玉无望像是早就料到会有这种状况发生一般,脸上并没有流露出震惊之色,淡定的点点头:“想来也是,若是寻常人,又怎么可能做放火烧粮仓这种事?对待这种人,刑罚恐怕无法撬开他们的嘴巴,还是得要用些特殊的手段才可以。”
那一日粮仓被人放火烧毁之后,玉无望便着人暗中调查此事。

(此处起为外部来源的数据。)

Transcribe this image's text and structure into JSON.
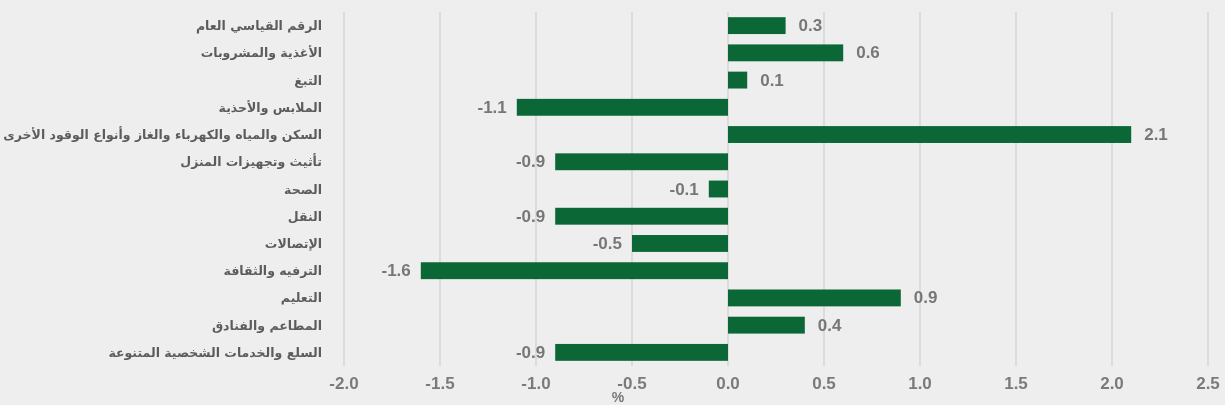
{
  "chart_data": {
    "type": "bar",
    "orientation": "horizontal",
    "categories": [
      "الرقم القياسي العام",
      "الأغذية والمشروبات",
      "التبغ",
      "الملابس والأحذية",
      "السكن والمياه والكهرباء والغاز وأنواع الوقود الأخرى",
      "تأثيث وتجهيزات المنزل",
      "الصحة",
      "النقل",
      "الإتصالات",
      "الترفيه والثقافة",
      "التعليم",
      "المطاعم والفنادق",
      "السلع والخدمات الشخصية المتنوعة"
    ],
    "values": [
      0.3,
      0.6,
      0.1,
      -1.1,
      2.1,
      -0.9,
      -0.1,
      -0.9,
      -0.5,
      -1.6,
      0.9,
      0.4,
      -0.9
    ],
    "color": "#0b6836",
    "xlim": [
      -2.0,
      2.5
    ],
    "xticks": [
      {
        "value": -2.0,
        "label": "-2.0"
      },
      -1.5,
      {
        "value": -1.0,
        "label": "-1.0"
      },
      -0.5,
      {
        "value": 0.0,
        "label": "0.0"
      },
      0.5,
      {
        "value": 1.0,
        "label": "1.0"
      },
      1.5,
      {
        "value": 2.0,
        "label": "2.0"
      },
      2.5
    ],
    "xlabel": "%",
    "grid": "x",
    "data_labels": true
  }
}
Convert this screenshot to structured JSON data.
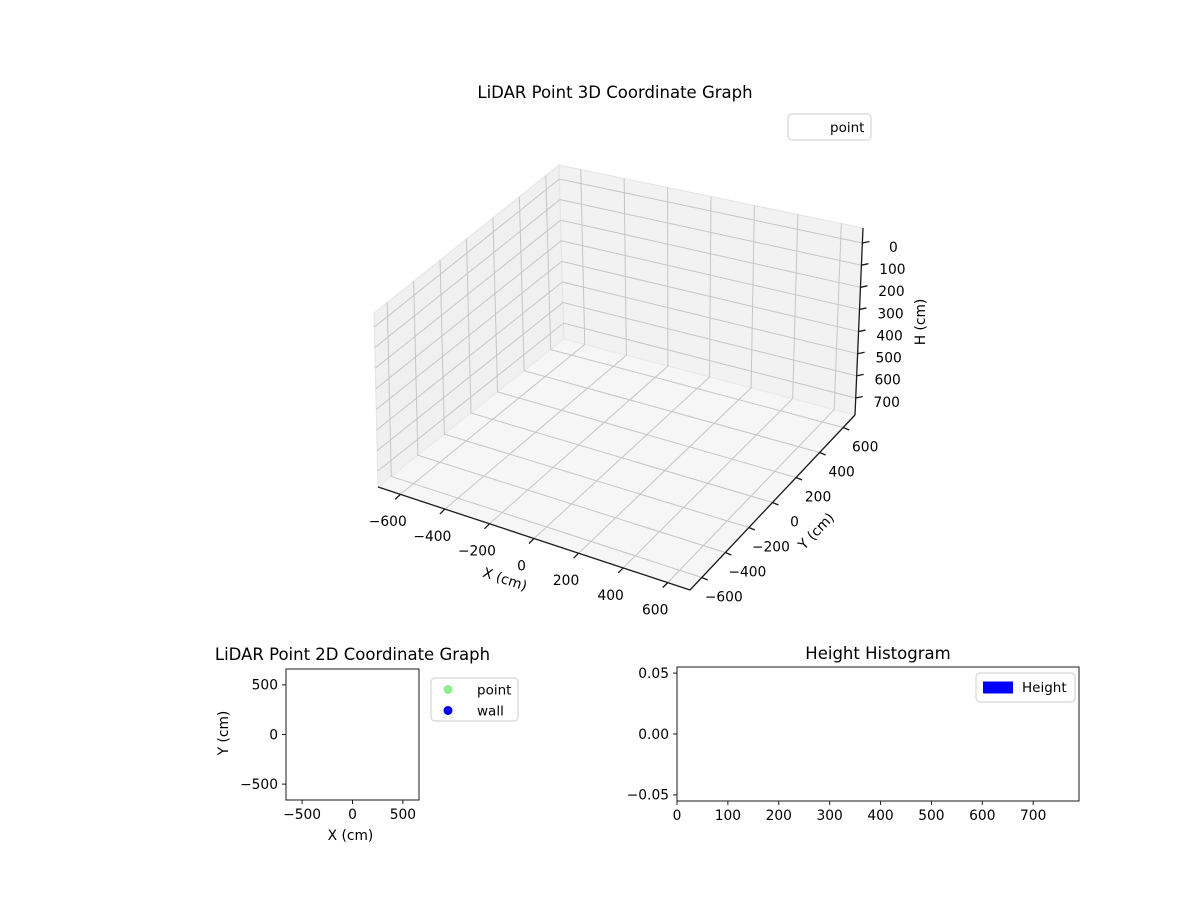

逐一排查好一段时间,前两日才终于调查处一点眉目。
也不知道对方是自信过头以为他们找不到线索,还是因为别的什么原因,他们竟然顺藤摸瓜,抓到一个纵火之人。
当时玉无望手头上的事情太多,实在分不出心神来管,再加上他本身也不是很擅长审问一事,便将人送入军营,想凭借军营审问叛徒的手段从对方嘴里套出话来,至少得先把幕后主使问出来!结果这人竟然嘴硬到如此!
叶峰忍不住问:“国师大人是否已经有了主意?”
玉无望点点头,瞬息之间,心中已经有数个半个在他脑海中一闪而过:“先带我过去看看他吧,一切等见面之后再说。”
叶峰便不再多问,侧过身恭敬的掀开营帐的帘子:“请国师大人跟末将来。”
玉无望将人送到军营除了审问之外,还有一个重要原因便是安全问题。他寻思着幕后主使者甚至能够悄无声息的将心怀不轨之人安插到冲冲防备的粮仓附近,说明本事不小,若是对方得知他们将人活捉,定不会善罢甘休,少说也是要灭口的,将人关在衙门根本就不安全,唯有军营重地可保住他,这才将人送来。
就让他看看,这人的嘴巴到底有多硬吧。